Book detail


Bootheel Man
Author: Morley Swingle
Published: November 6, 2007 by Southeast Missouri University Press
Category: Historical Mystery/Legal Thriller
Main Character: Allison Culbertson, Harry Sullinger
When Allison Culbertson takes the case of Joey Red Horse, an Osage Indian charged with stealing a sacred artifact from The Heartland Mound Builder Museum, she finds herself in the middle of a courtroom battle pitting contemporary American Indians against a private museum over legal rights to the bones of "Bootheel Man," a Native American who lived, fought and loved in Cahokia and Southeast Missouri in the year 1050. Morley Swingle combines the historical mystery of the disappearance of the 30,000 souls who inhabited Cahokia ten centuries ago with a contemporary murder mystery and legal thriller in a suspenseful blend of history, law and fiction.
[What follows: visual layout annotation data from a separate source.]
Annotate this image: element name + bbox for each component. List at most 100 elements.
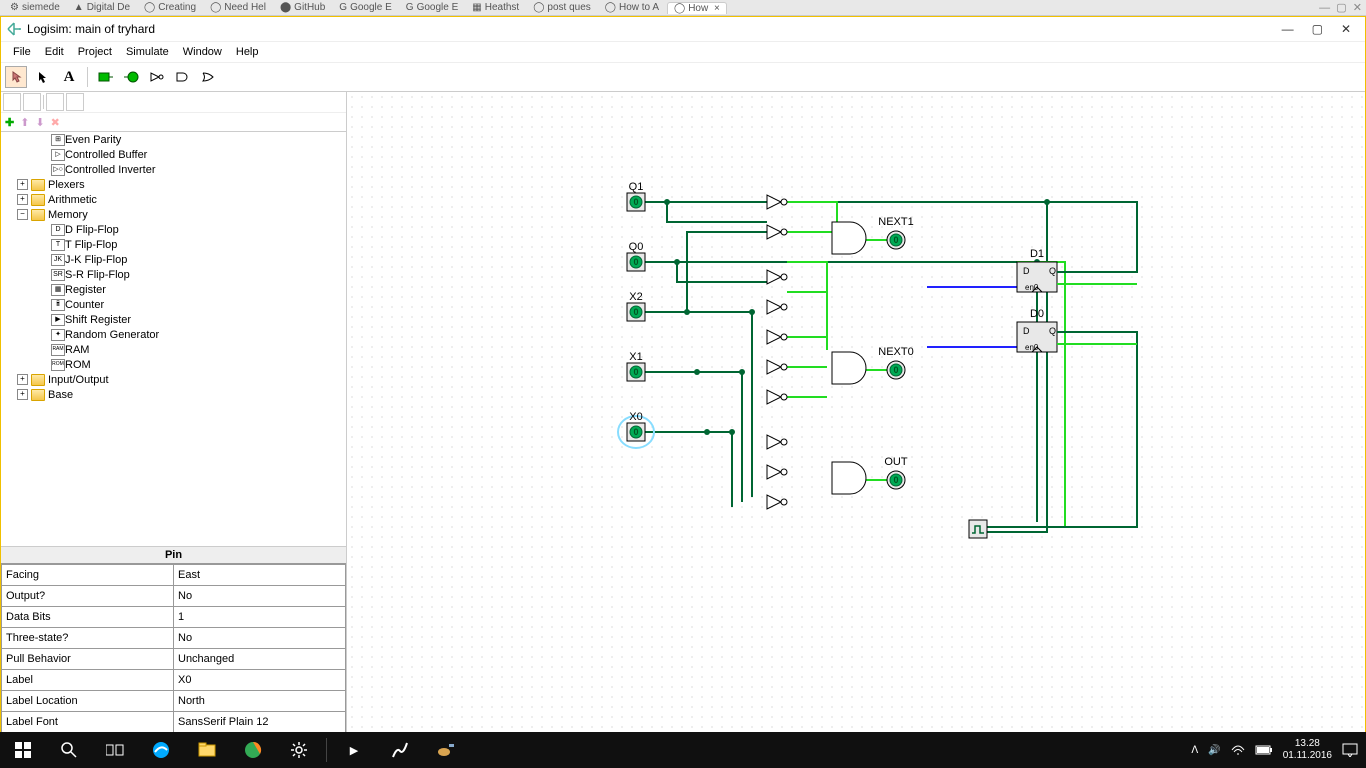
browser-tab[interactable]: ◯ Creating: [138, 2, 202, 13]
tray-clock[interactable]: 13.28 01.11.2016: [1283, 738, 1332, 762]
property-row[interactable]: Three-state?No: [2, 628, 346, 649]
browser-tab[interactable]: G Google E: [400, 2, 464, 13]
minimize-button[interactable]: —: [1282, 22, 1294, 36]
add-icon[interactable]: ✚: [5, 116, 14, 129]
edge-icon[interactable]: [138, 732, 184, 768]
task-app-2[interactable]: [377, 732, 423, 768]
not-gate[interactable]: [767, 300, 787, 314]
task-app-3[interactable]: [423, 732, 469, 768]
browser-tab[interactable]: ◯ How to A: [599, 2, 665, 13]
maximize-button[interactable]: ▢: [1312, 22, 1323, 36]
d-flipflop-1[interactable]: D1 D Q en0: [1017, 248, 1137, 292]
menu-window[interactable]: Window: [177, 44, 228, 60]
output-pin-next1[interactable]: NEXT1: [878, 216, 913, 249]
input-pin-q0[interactable]: Q0: [627, 241, 645, 271]
tree-item-label[interactable]: Even Parity: [65, 134, 121, 146]
firefox-icon[interactable]: [230, 732, 276, 768]
tree-folder[interactable]: Plexers: [48, 179, 85, 191]
browser-tab[interactable]: ◯ post ques: [527, 2, 597, 13]
tray-volume-icon[interactable]: 🔊: [1208, 745, 1220, 756]
tree-item-label[interactable]: Register: [65, 284, 106, 296]
start-button[interactable]: [0, 732, 46, 768]
property-row[interactable]: Label LocationNorth: [2, 691, 346, 712]
side-tool-4[interactable]: [66, 93, 84, 111]
tree-item-label[interactable]: Shift Register: [65, 314, 131, 326]
expand-toggle[interactable]: +: [17, 179, 28, 190]
not-gate[interactable]: [767, 225, 787, 239]
browser-tab[interactable]: ⚙ siemede: [4, 2, 66, 13]
clock-component[interactable]: [969, 520, 987, 538]
not-gate[interactable]: [767, 195, 787, 209]
tree-folder[interactable]: Input/Output: [48, 374, 109, 386]
browser-tab[interactable]: ▦ Heathst: [466, 2, 525, 13]
menu-project[interactable]: Project: [72, 44, 118, 60]
input-pin-x2[interactable]: X2: [627, 291, 645, 321]
browser-tab[interactable]: ▲ Digital De: [68, 2, 136, 13]
explorer-icon[interactable]: [184, 732, 230, 768]
and-gate[interactable]: [832, 462, 866, 494]
and-gate[interactable]: [832, 352, 866, 384]
browser-tab[interactable]: G Google E: [333, 2, 397, 13]
tree-item-label[interactable]: Counter: [65, 299, 104, 311]
output-pin-icon[interactable]: [122, 67, 142, 87]
input-pin-x0[interactable]: X0: [618, 411, 654, 448]
component-tree[interactable]: ⊞Even Parity ▷Controlled Buffer ▷○Contro…: [1, 131, 346, 547]
menu-simulate[interactable]: Simulate: [120, 44, 175, 60]
d-flipflop-0[interactable]: D0 D Q en0: [1017, 308, 1137, 352]
output-pin-next0[interactable]: NEXT0: [878, 346, 913, 379]
tree-item-label[interactable]: ROM: [65, 359, 91, 371]
not-gate[interactable]: [767, 495, 787, 509]
menu-file[interactable]: File: [7, 44, 37, 60]
side-tool-3[interactable]: [46, 93, 64, 111]
tray-wifi-icon[interactable]: [1231, 744, 1245, 756]
or-gate-icon[interactable]: [200, 67, 220, 87]
tree-item-label[interactable]: J-K Flip-Flop: [65, 254, 127, 266]
taskview-icon[interactable]: [92, 732, 138, 768]
expand-toggle[interactable]: +: [17, 374, 28, 385]
not-gate[interactable]: [767, 270, 787, 284]
not-gate-icon[interactable]: [148, 67, 168, 87]
output-pin-out[interactable]: OUT: [884, 456, 908, 489]
settings-icon[interactable]: [276, 732, 322, 768]
browser-tab-active[interactable]: ◯ How ×: [667, 2, 727, 14]
property-row[interactable]: LabelX0: [2, 670, 346, 691]
select-tool-icon[interactable]: [33, 67, 53, 87]
close-button[interactable]: ✕: [1341, 22, 1351, 36]
expand-toggle[interactable]: +: [17, 389, 28, 400]
tree-item-label[interactable]: D Flip-Flop: [65, 224, 119, 236]
tree-item-label[interactable]: Controlled Buffer: [65, 149, 147, 161]
tree-item-label[interactable]: RAM: [65, 344, 89, 356]
browser-tab[interactable]: ◯ Need Hel: [204, 2, 272, 13]
and-gate[interactable]: [832, 222, 866, 254]
tree-item-label[interactable]: Random Generator: [65, 329, 159, 341]
browser-tab[interactable]: ⬤ GitHub: [274, 2, 331, 13]
property-row[interactable]: Pull BehaviorUnchanged: [2, 649, 346, 670]
tray-battery-icon[interactable]: [1255, 745, 1273, 755]
tree-folder[interactable]: Arithmetic: [48, 194, 97, 206]
property-row[interactable]: Output?No: [2, 586, 346, 607]
expand-toggle[interactable]: +: [17, 194, 28, 205]
property-row[interactable]: FacingEast: [2, 565, 346, 586]
input-pin-x1[interactable]: X1: [627, 351, 645, 381]
search-icon[interactable]: [46, 732, 92, 768]
input-pin-q1[interactable]: Q1: [627, 181, 645, 211]
collapse-toggle[interactable]: −: [17, 209, 28, 220]
not-gate[interactable]: [767, 465, 787, 479]
tree-item-label[interactable]: Controlled Inverter: [65, 164, 156, 176]
poke-tool-icon[interactable]: [5, 66, 27, 88]
menu-help[interactable]: Help: [230, 44, 265, 60]
tree-folder[interactable]: Memory: [48, 209, 88, 221]
not-gate[interactable]: [767, 435, 787, 449]
down-icon[interactable]: ⬇: [35, 116, 44, 129]
and-gate-icon[interactable]: [174, 67, 194, 87]
not-gate[interactable]: [767, 360, 787, 374]
circuit-canvas[interactable]: 0 0: [347, 92, 1365, 733]
menu-edit[interactable]: Edit: [39, 44, 70, 60]
not-gate[interactable]: [767, 390, 787, 404]
property-row[interactable]: Label FontSansSerif Plain 12: [2, 712, 346, 733]
not-gate[interactable]: [767, 330, 787, 344]
tray-chevron-icon[interactable]: ᐱ: [1191, 745, 1198, 756]
input-pin-icon[interactable]: [96, 67, 116, 87]
tray-notifications-icon[interactable]: [1342, 743, 1358, 757]
tree-item-label[interactable]: S-R Flip-Flop: [65, 269, 130, 281]
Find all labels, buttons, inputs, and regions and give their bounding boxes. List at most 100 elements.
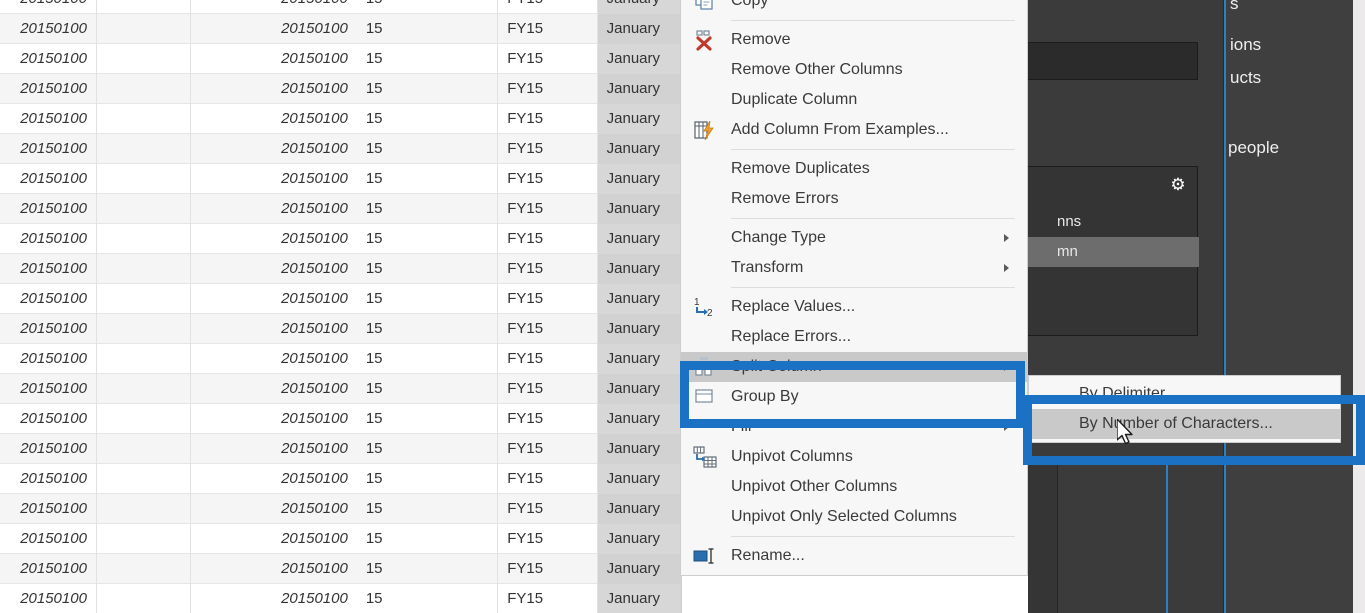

David Hurst Thomas, Curator of Anthropology at the American Museum of Natural History, and author of Skull Wars, says: "Move over Tony Hillerman -- Morley Swingle has transformed the contemporary conflicts over deep American history into a page-turning tale that I couldn't put down. As a professional museum archaeologist, I found Bootheel Man to be a nuanced apppreciation of the reburial and repatriation issues now playing out across this country. Swingle is a true storyteller. The conflicts are real and so are Swingle's characters -- no wooden Indians here."